As we grow up, the inner child is still very much alive, often dictating our responses to life. Those traumas that you experienced as a child become your template for responding, which is why it’s not uncommon to see an adult responding with extremely childlike behaviors. We grow up, but the inner child still calls the shots.
In order to fully mature and grow up, we have to reintegrate the inner child. The inner child experienced life in a certain way and learned to respond in a specific way in order to have his/her needs met or to protect him/herself. When those patterns show up in adulthood, they keeps us stuck and unable to have our needs met. The same protections we put in place to keep us safe become the things that keep us from getting what we want.
Our Inner Child can be a significant obstacle to safety, stability, and balanced, healthy relationships when we do not listen and nurture their fears of loss, abandonment, rejection, betrayal, and lack of acceptance and belonging. When our Inner Child feels neglected, unsafe, and distrustful, they will make noise till heard.
In relationships, when our Inner Child is abused and/or neglected, they often create distance or use protective trauma responses like fight, flight, freeze, and, to a lesser degree, fawn. When this happens, our responsibility to ourselves and others is to discern what we are protecting. If we do not know what we are protecting in those moments, we tend to choose responses that are unproductive, unsupportive, or un nourishing.
If we have not effectively identified what we protect when our open wounds get poked, we have little chance of creating sustainable positive patterns. If this is you, I invite you to schedule a session with me to co-create a plan so you can experience safety, stability, and supportive, nourishing relationships.
What I love most about this sculpture is how well the creator conveys what it feels like to the Inner Child when we let ego, fear, resentment, pain, sadness, jealousy, or any other unwanted emotion stand in the way of connecting or reconnecting with someone important to us.
Is this strategy serving us?
What might be a more effective strategy to experience the love and connection we want?
When’s the last time you lost your anger at a loved one? What did you do or say to him/her?
Often times when we lose our temper at our loved ones, we say and do things that we later regret. We isolate ourselves from our partner/parent/child/friend, fuming and feeling irate — yet deep down, what we yearn for is to connect with him/her.
This sculpture, created by Alexander Milov for the Burning Man Festival 2015, captures just that. Titled “Love,” it features two wire-frame adults after a fight, distanced and sitting with their backs facing each other. What’s interesting are the two children inside the wire-frames, trying to reach and touch each other despite outer bodies giving each other the cold shoulder.
“It demonstrates a conflict between a man and a woman as well as the outer and inner expression of human nature. Their inner selves are executed in the form of transparent children, who are holding out their hands through the grating.
“As it’s getting dark (night falls) the children chart to shine. This shining is a symbol of purity and sincerity that brings people together and gives a chance of making up when the dark time arrives.”[1]

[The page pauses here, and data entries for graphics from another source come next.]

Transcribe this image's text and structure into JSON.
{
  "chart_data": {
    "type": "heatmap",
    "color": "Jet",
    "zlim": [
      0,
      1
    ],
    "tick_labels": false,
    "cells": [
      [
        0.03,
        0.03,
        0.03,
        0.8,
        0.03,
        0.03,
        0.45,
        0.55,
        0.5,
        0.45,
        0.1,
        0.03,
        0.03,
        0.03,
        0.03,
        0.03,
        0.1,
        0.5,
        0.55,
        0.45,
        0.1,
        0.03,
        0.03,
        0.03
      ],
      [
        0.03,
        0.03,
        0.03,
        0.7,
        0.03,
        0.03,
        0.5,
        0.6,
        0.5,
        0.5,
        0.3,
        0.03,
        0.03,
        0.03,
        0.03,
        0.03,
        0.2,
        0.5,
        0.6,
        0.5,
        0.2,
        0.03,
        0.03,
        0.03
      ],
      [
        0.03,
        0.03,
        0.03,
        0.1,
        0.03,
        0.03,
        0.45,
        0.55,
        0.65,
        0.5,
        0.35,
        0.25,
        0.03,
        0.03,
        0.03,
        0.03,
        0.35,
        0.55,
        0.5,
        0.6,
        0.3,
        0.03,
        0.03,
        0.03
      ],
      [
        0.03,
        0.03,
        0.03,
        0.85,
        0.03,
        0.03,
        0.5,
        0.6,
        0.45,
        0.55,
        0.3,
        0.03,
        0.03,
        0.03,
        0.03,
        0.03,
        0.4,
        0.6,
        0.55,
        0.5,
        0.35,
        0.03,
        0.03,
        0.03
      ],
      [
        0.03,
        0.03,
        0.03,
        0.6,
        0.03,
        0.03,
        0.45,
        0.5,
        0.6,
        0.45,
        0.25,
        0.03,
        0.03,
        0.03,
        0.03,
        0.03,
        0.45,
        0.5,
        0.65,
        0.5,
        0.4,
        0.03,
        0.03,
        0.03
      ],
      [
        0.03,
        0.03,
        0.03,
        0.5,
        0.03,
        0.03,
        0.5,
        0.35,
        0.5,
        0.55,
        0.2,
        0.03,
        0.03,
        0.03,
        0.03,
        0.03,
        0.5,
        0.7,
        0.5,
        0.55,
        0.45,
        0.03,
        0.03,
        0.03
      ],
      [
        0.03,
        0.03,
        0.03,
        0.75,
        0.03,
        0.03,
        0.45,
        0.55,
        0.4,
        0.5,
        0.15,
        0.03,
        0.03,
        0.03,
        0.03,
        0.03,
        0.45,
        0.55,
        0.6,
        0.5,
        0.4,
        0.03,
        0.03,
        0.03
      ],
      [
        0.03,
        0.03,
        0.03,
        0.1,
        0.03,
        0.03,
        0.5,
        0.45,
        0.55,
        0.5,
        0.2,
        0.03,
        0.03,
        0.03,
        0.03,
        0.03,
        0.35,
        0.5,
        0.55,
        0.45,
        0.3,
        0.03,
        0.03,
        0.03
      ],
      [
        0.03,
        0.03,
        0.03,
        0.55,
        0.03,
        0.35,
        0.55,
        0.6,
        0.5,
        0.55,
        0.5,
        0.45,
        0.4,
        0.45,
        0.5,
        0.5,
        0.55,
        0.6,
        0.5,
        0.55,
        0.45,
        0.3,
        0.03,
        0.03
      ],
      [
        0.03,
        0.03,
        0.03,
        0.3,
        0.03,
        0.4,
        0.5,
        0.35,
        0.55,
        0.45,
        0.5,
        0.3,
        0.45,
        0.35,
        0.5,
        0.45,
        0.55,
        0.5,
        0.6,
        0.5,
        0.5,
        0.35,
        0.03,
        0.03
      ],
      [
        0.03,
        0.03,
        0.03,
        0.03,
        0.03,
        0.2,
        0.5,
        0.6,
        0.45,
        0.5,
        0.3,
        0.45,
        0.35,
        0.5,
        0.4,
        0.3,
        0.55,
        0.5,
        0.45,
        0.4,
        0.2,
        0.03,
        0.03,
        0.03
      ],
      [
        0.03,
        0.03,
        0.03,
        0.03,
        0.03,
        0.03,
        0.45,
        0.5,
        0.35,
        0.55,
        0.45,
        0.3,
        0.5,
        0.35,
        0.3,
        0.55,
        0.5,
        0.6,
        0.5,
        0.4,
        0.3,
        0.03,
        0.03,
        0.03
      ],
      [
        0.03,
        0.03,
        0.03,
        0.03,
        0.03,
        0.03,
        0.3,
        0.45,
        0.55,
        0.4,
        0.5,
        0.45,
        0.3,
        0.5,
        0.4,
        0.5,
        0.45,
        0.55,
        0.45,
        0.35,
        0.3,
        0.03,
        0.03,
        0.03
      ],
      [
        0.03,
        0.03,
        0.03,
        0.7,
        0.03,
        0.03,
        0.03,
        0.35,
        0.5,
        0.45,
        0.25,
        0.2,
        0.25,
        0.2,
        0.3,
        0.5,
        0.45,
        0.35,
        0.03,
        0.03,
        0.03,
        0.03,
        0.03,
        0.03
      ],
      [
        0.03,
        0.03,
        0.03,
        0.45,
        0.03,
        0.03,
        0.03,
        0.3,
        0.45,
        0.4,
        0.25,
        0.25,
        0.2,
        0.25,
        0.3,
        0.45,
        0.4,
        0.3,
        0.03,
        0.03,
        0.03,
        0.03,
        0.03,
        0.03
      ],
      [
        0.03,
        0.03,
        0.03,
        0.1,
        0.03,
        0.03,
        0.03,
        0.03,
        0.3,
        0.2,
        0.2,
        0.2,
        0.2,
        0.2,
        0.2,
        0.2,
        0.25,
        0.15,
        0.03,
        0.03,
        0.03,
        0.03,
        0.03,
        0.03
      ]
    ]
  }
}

In many ways, it is true. Many times we are angry at a loved one, but deep down, we really care. Our love is just being manifested in not the most constructive or healthiest of ways. If there is a way for us to reconnect, to be back together in peace, we want to do that. But first, we have to put aside our adult egos and our pain.
Some gentle notes for all of us:
The next time you are angry with someone, focus on the loving spirit of your inner child. Remember that underneath your anger is love for the other person.
Don’t focus on attacking but on loving each other.
If there are volatile emotions brewing, give both of you space to cool down.
Don’t snipe. Focus on the problem. How can you solve the problem that’s blocking both of you? Maybe he/she is not ready to deal with this but you can do something about it first. Likewise, sometimes you may not be ready to deal with the problem but the other person can fill in for you for the time being.
When the dust has settled, reinforce your love for each other. Talk with a cooled head and figure out ways to solve the problem… together.
The forgiving, open, and free nature of children is your true nature. Inside each angry person is a hurt child trying to connect. Remember that whenever you are with your loved ones.